Da quando esistono le aziende si fa e si parla di formazione. Con il tempo le sono stati attribuiti molti ruoli:  addestramento, insegnamento, vacanza-premio, giustificativo per riorganizzare l’azienda, riciclaggio delle persone. Se ho tralasciato qualche ruolo me ne scuso. Di fatto ho sempre pensato che la formazione abbia avuto un solo scopo:  conferie il saper fare alle persone. Sia che si tratti di formazione a basso livello, più conosciuta come addestramento, sia che si tratti di formazione ad alto livello, a dirigenti e laureati esperti per intenderci, la formazione dovrebbe avere come scopo principale l’arricchimento di conoscenze.

Di conseguenza, lo scopo comune a qualsiasi tipo di formaztore dovrebbe  essere il seguente: fare in mondo che le persone imparino a fare qualcosa che prima non sapevano fare. Ciò può avvenire soltanto se la formazione raggiunge risultati empirici, applicabili immediatamente alla realtà dell’azienda nella quale la persona formata lavora.

Se questo è lo scopo di ogni tipo di formazione il metodo di formazione è fondamentale.

Non deve essere predicatoria, ossia non deve avere la pretesa di raccontare o spiegare concetti o metodi che i partecipanti non possano avere il tempo di assimilare e fare propri.

Non deve essere dogmatica, ossia non deve imporre agli altri convincimenti personali o credenze personali come se forro verità assolute.

Deve fare in modo che i partecipanti abbiano la sensazione di essersi arricchiti non solo in termini di sapere, ma anche di saper fare.

In fondo, la formazione è un servizio che viene fornito da chi fa formazione a chi la formazione la riceve.
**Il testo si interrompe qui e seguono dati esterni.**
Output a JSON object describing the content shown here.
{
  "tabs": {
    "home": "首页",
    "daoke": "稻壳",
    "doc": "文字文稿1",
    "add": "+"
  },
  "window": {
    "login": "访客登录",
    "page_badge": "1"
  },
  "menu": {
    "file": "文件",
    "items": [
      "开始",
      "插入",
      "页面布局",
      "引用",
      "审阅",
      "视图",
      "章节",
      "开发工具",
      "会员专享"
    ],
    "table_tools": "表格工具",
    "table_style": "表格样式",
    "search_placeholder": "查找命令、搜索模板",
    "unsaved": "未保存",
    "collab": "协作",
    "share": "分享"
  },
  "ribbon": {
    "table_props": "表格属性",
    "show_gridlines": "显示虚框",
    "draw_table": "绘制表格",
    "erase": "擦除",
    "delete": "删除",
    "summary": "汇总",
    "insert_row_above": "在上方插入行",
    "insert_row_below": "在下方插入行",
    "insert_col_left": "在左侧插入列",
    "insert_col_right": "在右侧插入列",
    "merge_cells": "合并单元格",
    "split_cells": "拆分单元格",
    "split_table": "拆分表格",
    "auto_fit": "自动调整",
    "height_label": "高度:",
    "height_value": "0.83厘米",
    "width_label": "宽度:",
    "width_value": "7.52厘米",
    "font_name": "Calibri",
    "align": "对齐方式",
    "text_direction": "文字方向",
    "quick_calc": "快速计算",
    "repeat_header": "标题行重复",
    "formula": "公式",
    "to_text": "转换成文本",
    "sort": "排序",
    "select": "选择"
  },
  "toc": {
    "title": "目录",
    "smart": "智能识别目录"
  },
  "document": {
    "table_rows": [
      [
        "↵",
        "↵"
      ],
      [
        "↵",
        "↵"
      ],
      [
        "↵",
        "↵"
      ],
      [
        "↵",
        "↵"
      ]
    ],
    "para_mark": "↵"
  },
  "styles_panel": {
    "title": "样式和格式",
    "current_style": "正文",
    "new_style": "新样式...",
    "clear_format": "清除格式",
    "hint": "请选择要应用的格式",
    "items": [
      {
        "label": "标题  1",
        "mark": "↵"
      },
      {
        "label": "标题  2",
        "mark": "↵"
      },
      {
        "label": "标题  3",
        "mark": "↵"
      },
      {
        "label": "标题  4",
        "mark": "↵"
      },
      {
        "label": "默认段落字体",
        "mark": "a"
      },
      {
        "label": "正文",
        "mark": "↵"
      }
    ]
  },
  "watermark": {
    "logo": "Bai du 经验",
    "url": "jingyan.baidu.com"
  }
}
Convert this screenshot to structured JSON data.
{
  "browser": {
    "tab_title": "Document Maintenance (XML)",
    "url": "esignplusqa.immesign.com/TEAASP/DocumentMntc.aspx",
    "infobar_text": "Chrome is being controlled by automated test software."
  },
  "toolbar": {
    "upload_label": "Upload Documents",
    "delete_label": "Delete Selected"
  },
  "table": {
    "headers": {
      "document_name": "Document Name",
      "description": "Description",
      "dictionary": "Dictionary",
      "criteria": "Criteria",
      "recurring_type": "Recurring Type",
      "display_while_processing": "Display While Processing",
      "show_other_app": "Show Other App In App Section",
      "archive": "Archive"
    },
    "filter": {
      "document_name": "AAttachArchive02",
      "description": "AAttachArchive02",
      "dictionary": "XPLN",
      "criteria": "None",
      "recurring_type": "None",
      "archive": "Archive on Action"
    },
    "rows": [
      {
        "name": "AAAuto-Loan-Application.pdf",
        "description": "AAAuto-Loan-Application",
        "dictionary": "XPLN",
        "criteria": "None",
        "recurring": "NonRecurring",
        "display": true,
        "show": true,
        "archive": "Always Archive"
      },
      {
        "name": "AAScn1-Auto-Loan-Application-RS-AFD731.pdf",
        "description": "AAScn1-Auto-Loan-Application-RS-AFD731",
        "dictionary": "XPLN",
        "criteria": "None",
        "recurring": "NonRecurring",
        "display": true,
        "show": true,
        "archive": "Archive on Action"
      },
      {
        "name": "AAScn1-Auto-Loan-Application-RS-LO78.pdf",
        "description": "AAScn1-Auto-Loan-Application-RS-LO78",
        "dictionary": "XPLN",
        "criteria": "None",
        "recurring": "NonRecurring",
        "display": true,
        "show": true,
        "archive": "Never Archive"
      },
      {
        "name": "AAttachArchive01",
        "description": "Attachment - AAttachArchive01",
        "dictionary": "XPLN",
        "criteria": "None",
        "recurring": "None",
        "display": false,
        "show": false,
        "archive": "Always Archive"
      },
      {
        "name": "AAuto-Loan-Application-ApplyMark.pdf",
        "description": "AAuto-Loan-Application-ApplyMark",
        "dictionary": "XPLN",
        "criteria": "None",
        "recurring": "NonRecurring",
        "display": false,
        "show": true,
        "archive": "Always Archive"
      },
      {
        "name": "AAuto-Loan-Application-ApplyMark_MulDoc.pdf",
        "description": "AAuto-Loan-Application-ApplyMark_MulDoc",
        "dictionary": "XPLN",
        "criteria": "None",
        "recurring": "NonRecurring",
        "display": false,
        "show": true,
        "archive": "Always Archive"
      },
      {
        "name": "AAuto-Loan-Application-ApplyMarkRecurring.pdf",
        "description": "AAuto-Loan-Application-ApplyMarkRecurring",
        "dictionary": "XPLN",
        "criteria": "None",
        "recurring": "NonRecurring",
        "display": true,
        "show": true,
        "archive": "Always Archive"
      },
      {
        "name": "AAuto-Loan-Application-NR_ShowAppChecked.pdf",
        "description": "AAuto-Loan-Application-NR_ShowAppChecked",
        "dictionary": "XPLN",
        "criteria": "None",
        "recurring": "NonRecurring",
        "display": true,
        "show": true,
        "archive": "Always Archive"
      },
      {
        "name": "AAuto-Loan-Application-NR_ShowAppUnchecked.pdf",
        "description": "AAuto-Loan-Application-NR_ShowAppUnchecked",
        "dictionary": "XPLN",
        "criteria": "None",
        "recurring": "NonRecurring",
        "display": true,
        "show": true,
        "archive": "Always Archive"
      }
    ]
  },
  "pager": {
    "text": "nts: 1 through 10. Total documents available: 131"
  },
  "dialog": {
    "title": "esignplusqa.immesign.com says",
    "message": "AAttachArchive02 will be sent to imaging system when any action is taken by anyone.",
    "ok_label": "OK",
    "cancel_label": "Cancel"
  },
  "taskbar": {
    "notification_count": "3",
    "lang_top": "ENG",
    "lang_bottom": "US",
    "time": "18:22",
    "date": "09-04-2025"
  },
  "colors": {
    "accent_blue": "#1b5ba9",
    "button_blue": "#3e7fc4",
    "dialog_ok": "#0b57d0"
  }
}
Tanto vale che il fruitore della formazione sia prima di tutto soddisfatto. Non solo, ma occorre anche che il formatore si accerti che le persone siano convinte di essersi arricchite in termini di conoscenze. Non solo, ma deve essere convinto che in conseguenza di ciò che hanno appreso modificheranno i loro atteggiamenti e comportamenti futuri.

Non deve essere disarcionante. Ho assistito a molti corsi di formazione nel corso dei quali il primo stadio era dedicato a disorientare i partecipanti per poi trasferire loro concetti e metodi sensa provarne la applicabilità empirica.

Le implicazioni di questo approccio alla formazione sono diverse. Dev’essere un know how di alcune persone da ttrasferire ad altre persone. Dev’essere progettata in funzione delle reali esigenze delle persone da formare. Non deve essere un business fine a se stesso.